A company can have a secure website, well-maintained server, strong passwords and backups, but if former employees, partners or people who were granted temporary access can still access critical systems, the risk doesn't go away.
Sometimes there's no need for a breach - an active account that should have been disabled long ago is enough.
Why do access rights often remain active?
Over several years, an employee can be connected to the website, CRM, file storage, hosting, domains, code repository, supplier platforms or internal systems.
When someone leaves, the main accounts are usually handled, but if there's no clear access list, some accounts remain active.
Not because they're needed. Simply because no one knows they still exist.
The same applies not only to employees, but also to external partners: agencies, developers, designers, consultants or freelancers.
Access is granted for a specific job, but once it's completed, the access remains active.
Why is disabling just the main account not always enough?
If access is managed centrally in a company, disabling an employee's email or main work account can automatically revoke access to main systems. However, not all access is always linked to the central account.
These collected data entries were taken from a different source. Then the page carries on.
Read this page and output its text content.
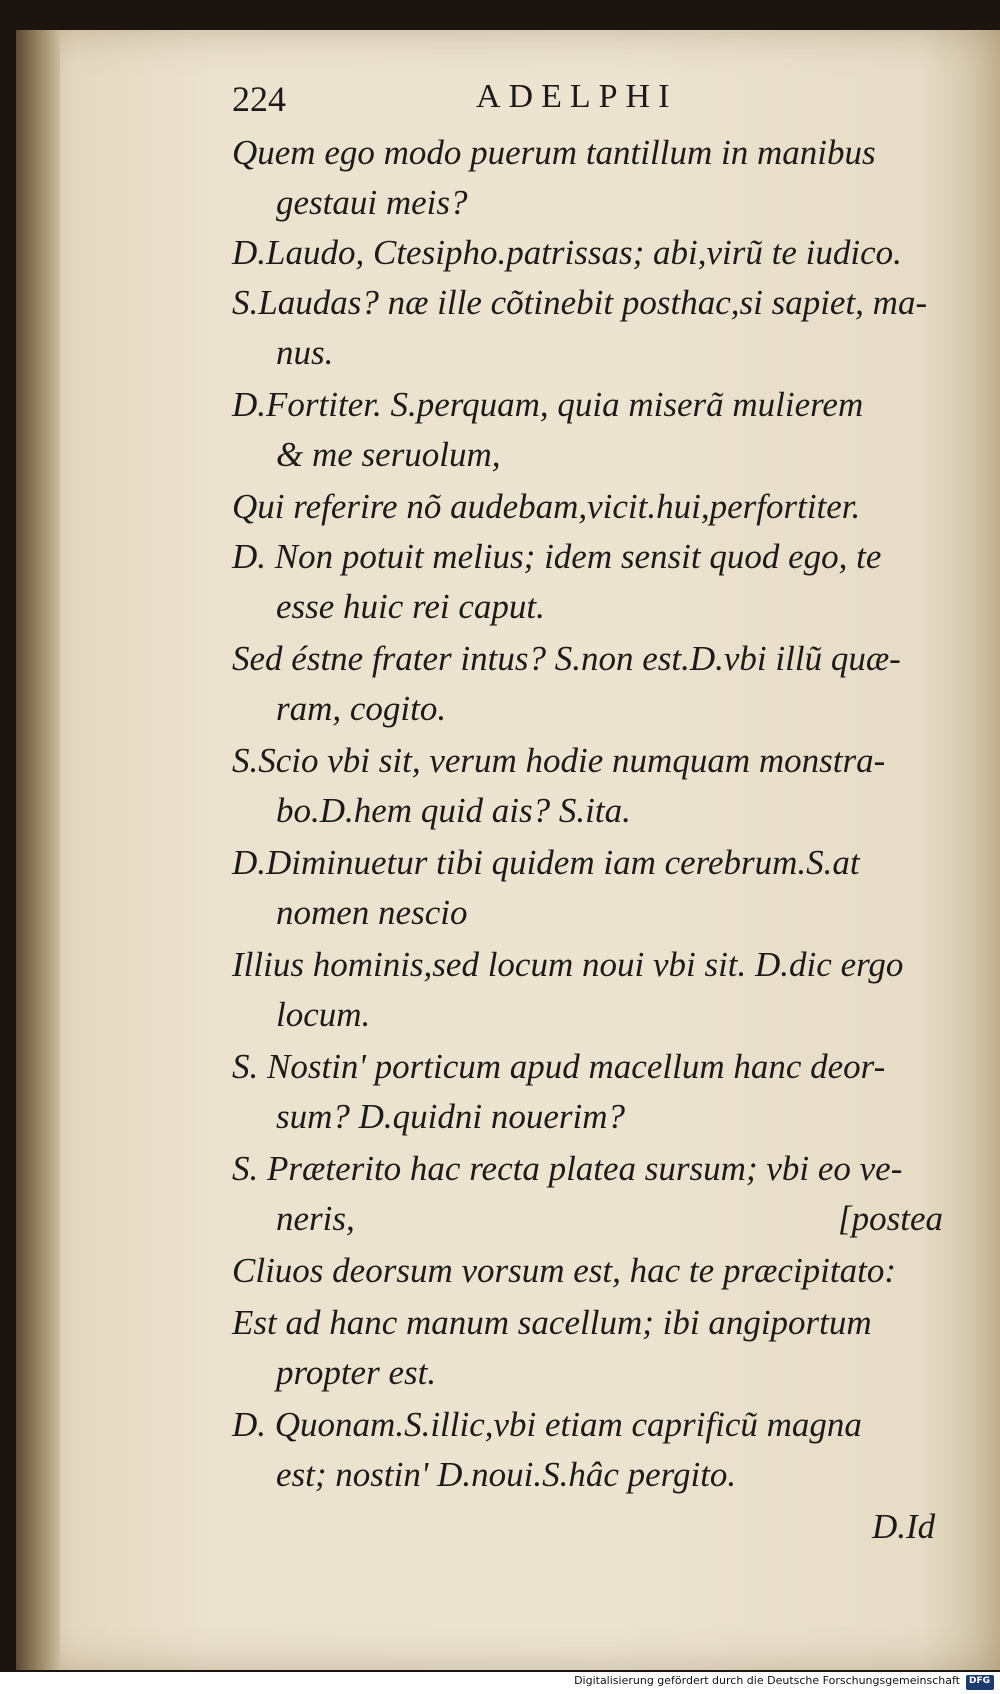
224	ADELPHI
Quem ego modo puerum tantillum in manibus
gestaui meis?
D.Laudo, Ctesipho.patrissas; abi,virũ te iudico.
S.Laudas? næ ille cõtinebit posthac,si sapiet, ma-
nus.
D.Fortiter. S.perquam, quia miserã mulierem
& me seruolum,
Qui referire nõ audebam,vicit.hui,perfortiter.
D. Non potuit melius; idem sensit quod ego, te
esse huic rei caput.
Sed éstne frater intus? S.non est.D.vbi illũ quæ-
ram, cogito.
S.Scio vbi sit, verum hodie numquam monstra-
bo.D.hem quid ais? S.ita.
D.Diminuetur tibi quidem iam cerebrum.S.at
nomen nescio
Illius hominis,sed locum noui vbi sit. D.dic ergo
locum.
S. Nostin' porticum apud macellum hanc deor-
sum? D.quidni nouerim?
S. Præterito hac recta platea sursum; vbi eo ve-
neris,	[postea
Cliuos deorsum vorsum est, hac te præcipitato:
Est ad hanc manum sacellum; ibi angiportum
propter est.
D. Quonam.S.illic,vbi etiam caprificũ magna
est; nostin' D.noui.S.hâc pergito.
D.Id
Digitalisierung gefördert durch die Deutsche Forschungsgemeinschaft DFG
Separate logins to website administration, advertising accounts, hosting, domains, code repositories, supplier platforms, project management tools or internal systems can remain active if they are not reviewed separately.
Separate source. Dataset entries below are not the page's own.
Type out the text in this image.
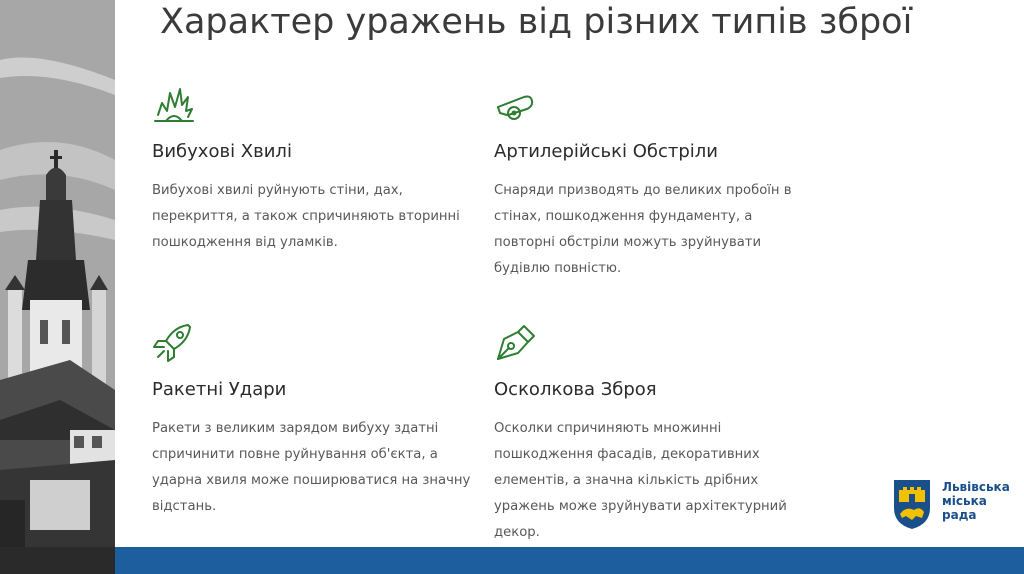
Характер уражень від різних типів зброї
Вибухові Хвилі

Вибухові хвилі руйнують стіни, дах, перекриття, а також спричиняють вторинні пошкодження від уламків.

Артилерійські Обстріли

Снаряди призводять до великих пробоїн в стінах, пошкодження фундаменту, а повторні обстріли можуть зруйнувати будівлю повністю.

Ракетні Удари

Ракети з великим зарядом вибуху здатні спричинити повне руйнування об'єкта, а ударна хвиля може поширюватися на значну відстань.

Осколкова Зброя

Осколки спричиняють множинні пошкодження фасадів, декоративних елементів, а значна кількість дрібних уражень може зруйнувати архітектурний декор.

Львівська
міська
рада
The same applies to shared passwords, API keys, document access, integrations and external partner accounts.
Therefore, in the employee departure process, it's important to check not only the main company account, but also all systems where access may have been created separately.
What's worth checking?
You can start with very simple questions:
What systems do we use?
Who has administrator rights?
Are there any former employee accounts?
What access do external partners have?
Do we use shared passwords?
Are there logins with personal email addresses?
Who has access to domains, hosting and servers?
Who can manage advertising accounts?
Who can access customer data?
When an employee leaves, do we have a clear list of what needs to be disabled?
If these questions are difficult to answer quickly, the problem is already clear: access is not fully controlled.
Where to start?
There's no need to start with a complex system.
The first step is a simple access list:
what systems you use
who is connected to them
who has administrator rights
which external partners have access
where shared logins are used
who is responsible for each system
what must be disabled when someone leaves
This will establish the foundation for an access management process.
One forgotten account can be a greater risk than a weak password.